Нам уже были знакомы нравы и обычаи института, так как мы навещали там старшую сестру. Здешний образ жизни, между тем, во всем отличался от того, к которому я привыкла в деревне или в гимназии Могилевского. Запрещаюсь все – за исключением того, что совершенно определенно было разрешено, и наказания – довольно мягкие – сыпались на «благородных девиц», как штрафы на современных автомобилистов. Самая суровая кара заключалась в лишении посещений, но поскольку моя мать вместе с Валей уехала отдыхать в Крым, а общество ее многочисленных тетушек и кузин, несмотря на все их очарование, меня не вдохновляло, любые наказания были мне нипочем.
Мы бесшумно скользили по обширным коридорам, смиренно сложив руки на животе, и глубоко приседали перед каждой классной дамой, которую имели несчастье встретить на своем пути. Один день говорили по-немецки, невзирая на войну, один день – по-французски, но на переменах разрешалось разговаривать по-русски.
Мне достаточно припомнить имена моих соучениц по седьмому классу, и передо мной встает многонациональное лицо России. Хрупкая княжна Гаяна Грузинская из рода грузинских царей, графиня Наташа Сивере из Прибалтики, шведского происхождения, Зорька Кизельбаш, татарка, Светик-Савицкая, полька… Одной из любимиц института была ученица первого класса княжна Тюмень, калмычка со смуглым лицом и раскосыми глазами, дочь правителя этого немногочисленного, но доблестного народа. Проведя зиму в стенах института, Тюмень возвращалась в свое кочевое племя и странствовала вместе с ним по азиатским равнинам… А пока что самое большое удовольствие доставляло ей пение в хоре нашей церкви, хотя она и принадлежала к шаманизму, и ее бархатное контральто было драгоценным украшением хора женских голосов.
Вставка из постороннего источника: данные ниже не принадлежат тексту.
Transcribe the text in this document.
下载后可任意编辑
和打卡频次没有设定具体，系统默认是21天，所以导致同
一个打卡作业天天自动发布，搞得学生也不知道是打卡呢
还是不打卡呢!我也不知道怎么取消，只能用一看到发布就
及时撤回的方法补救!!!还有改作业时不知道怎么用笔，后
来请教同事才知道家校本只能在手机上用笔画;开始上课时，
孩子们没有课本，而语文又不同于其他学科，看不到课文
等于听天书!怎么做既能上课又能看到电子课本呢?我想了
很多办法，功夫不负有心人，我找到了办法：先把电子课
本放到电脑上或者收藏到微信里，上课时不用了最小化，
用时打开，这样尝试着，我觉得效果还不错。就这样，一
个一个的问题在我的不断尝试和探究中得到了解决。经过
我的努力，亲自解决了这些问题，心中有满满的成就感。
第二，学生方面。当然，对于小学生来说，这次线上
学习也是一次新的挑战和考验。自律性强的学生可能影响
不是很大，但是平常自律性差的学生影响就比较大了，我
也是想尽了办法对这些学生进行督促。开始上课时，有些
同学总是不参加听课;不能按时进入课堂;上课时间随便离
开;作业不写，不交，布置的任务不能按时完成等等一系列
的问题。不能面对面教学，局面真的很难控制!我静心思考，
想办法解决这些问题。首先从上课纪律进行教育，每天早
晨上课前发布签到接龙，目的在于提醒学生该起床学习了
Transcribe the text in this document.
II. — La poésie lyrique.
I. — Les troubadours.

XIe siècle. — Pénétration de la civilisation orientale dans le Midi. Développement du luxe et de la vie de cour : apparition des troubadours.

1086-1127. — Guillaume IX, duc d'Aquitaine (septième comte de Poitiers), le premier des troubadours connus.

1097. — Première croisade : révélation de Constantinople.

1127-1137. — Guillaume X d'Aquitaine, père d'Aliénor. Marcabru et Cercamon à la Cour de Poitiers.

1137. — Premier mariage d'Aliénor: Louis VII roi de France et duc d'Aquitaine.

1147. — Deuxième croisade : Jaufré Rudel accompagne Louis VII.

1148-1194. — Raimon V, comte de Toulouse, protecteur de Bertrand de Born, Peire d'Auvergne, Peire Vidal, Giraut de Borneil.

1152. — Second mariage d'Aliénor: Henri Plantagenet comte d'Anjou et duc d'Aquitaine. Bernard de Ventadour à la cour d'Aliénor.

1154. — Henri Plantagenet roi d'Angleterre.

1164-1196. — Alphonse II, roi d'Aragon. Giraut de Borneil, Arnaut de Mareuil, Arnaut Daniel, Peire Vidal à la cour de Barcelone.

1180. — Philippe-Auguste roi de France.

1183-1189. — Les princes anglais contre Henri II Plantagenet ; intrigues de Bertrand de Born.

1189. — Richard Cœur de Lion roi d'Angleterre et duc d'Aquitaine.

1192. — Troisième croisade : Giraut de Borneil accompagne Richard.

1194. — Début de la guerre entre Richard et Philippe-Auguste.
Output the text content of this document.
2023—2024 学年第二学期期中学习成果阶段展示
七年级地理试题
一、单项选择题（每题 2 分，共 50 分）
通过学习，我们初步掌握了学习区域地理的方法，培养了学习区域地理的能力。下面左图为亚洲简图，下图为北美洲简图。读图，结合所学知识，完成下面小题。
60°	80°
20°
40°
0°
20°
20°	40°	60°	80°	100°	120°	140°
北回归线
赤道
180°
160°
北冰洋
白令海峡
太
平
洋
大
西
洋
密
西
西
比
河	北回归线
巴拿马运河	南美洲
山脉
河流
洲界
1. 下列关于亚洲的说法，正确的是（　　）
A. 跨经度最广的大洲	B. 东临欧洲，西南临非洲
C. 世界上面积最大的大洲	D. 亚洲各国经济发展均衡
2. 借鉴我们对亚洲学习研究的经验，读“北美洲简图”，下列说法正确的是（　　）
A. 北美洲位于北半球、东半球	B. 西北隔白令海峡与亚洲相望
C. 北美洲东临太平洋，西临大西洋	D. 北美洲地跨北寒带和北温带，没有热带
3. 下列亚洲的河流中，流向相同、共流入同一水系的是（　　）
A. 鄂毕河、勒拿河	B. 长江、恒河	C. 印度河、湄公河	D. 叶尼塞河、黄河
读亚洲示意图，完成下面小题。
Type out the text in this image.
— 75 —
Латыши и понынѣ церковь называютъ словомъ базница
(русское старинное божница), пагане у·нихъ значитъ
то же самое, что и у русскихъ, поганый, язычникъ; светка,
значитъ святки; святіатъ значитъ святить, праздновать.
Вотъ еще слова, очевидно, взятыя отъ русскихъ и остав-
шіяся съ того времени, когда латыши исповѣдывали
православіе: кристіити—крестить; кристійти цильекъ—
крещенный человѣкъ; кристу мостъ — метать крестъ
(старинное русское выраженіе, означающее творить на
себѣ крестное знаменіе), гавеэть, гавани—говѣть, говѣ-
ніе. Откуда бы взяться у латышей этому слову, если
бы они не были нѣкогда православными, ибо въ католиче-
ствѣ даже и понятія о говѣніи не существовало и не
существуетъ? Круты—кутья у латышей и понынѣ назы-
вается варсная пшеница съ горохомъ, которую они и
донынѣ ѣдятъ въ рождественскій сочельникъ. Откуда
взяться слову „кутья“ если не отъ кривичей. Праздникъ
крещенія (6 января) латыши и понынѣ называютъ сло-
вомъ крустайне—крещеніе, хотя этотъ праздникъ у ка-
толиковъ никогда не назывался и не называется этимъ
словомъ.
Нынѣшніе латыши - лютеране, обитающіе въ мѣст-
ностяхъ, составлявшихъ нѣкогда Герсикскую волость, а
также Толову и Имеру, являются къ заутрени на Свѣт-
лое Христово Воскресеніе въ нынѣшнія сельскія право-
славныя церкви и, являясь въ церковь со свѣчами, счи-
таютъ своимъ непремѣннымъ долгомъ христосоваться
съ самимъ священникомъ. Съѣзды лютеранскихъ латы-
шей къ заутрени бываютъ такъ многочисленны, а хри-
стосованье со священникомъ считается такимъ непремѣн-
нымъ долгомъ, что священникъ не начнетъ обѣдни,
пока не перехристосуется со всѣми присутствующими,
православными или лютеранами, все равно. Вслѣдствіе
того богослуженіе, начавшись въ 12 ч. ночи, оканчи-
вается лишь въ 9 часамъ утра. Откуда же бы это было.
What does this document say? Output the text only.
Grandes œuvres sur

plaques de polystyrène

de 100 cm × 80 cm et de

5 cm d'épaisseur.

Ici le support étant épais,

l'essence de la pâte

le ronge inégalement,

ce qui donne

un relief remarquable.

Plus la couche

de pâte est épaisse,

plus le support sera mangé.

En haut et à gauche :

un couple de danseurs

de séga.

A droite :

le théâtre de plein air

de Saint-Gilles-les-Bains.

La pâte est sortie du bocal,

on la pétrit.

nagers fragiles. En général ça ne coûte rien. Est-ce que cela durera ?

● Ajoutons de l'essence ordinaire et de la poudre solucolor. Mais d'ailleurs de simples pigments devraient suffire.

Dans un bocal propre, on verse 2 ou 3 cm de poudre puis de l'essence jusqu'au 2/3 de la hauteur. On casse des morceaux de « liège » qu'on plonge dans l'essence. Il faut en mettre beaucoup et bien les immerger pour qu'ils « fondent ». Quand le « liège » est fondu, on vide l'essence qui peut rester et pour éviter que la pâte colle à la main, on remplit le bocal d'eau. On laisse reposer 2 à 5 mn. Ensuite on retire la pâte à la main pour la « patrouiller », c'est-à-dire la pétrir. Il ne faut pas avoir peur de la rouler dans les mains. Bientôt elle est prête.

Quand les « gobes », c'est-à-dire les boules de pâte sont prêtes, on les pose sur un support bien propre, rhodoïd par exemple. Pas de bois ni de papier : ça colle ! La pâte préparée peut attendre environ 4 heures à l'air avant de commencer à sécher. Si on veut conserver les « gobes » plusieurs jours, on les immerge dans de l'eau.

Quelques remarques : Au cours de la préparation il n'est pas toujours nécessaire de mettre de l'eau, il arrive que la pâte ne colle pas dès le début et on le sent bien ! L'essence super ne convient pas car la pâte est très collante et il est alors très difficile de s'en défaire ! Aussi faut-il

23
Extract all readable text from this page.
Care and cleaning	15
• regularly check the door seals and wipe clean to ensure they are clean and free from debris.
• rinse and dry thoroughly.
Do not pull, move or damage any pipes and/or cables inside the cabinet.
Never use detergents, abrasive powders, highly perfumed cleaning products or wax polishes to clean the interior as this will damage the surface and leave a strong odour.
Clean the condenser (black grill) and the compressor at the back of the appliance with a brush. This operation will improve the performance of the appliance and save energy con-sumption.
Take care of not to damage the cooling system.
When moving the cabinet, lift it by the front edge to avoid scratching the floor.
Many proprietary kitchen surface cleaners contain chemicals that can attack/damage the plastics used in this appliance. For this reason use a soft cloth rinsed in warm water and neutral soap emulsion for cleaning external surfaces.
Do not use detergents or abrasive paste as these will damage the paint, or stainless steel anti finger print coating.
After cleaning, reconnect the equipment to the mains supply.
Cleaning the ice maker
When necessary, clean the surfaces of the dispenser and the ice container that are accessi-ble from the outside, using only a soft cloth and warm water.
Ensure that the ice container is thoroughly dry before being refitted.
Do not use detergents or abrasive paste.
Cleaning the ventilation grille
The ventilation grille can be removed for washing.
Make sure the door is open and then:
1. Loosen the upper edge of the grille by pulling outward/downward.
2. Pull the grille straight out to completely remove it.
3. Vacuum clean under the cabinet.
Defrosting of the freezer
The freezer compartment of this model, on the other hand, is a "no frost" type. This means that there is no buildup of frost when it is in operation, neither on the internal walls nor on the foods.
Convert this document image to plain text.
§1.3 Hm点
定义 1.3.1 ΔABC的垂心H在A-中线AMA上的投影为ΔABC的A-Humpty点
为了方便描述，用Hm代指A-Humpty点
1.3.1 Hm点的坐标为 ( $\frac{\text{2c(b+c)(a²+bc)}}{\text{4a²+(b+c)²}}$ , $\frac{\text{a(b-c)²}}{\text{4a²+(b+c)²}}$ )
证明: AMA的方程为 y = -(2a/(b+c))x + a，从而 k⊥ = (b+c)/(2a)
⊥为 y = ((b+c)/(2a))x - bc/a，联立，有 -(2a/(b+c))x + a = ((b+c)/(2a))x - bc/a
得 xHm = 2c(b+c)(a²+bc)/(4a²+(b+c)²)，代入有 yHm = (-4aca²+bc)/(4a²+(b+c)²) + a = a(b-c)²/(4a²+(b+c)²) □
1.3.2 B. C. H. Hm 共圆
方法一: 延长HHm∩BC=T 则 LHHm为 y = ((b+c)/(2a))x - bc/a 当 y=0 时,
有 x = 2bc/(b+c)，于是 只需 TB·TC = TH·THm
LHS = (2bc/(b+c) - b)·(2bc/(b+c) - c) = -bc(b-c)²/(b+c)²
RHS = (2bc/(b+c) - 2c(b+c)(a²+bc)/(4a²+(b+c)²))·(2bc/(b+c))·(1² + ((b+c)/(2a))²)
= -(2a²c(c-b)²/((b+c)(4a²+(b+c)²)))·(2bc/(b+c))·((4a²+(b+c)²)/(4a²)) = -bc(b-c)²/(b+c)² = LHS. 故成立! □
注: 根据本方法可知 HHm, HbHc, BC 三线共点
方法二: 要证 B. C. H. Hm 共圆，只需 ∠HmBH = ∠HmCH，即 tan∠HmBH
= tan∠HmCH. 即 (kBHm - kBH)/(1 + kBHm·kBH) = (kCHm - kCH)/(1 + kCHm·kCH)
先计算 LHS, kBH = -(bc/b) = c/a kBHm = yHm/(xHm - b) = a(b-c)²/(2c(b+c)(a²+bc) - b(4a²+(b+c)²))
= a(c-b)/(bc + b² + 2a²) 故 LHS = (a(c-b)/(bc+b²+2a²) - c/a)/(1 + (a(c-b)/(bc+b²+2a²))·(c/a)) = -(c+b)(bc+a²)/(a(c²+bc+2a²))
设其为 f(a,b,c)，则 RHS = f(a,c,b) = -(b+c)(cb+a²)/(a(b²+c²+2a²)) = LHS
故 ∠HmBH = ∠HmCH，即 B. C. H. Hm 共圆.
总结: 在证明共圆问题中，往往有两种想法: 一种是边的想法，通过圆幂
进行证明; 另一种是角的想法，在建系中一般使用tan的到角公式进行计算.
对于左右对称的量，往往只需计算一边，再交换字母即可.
Говорят, что в царской России нарушалась веротерпимость, однако каждую пятницу в институт являлся мулла из петроградской мечети наставлять мою подругу Зорьку в истинах Корана, в коридорах нам встречался пастор, посещавший по воскресеньям учениц-протестанток, или католический священник, приходивший для занятий катехизисом с ученицами – католичками…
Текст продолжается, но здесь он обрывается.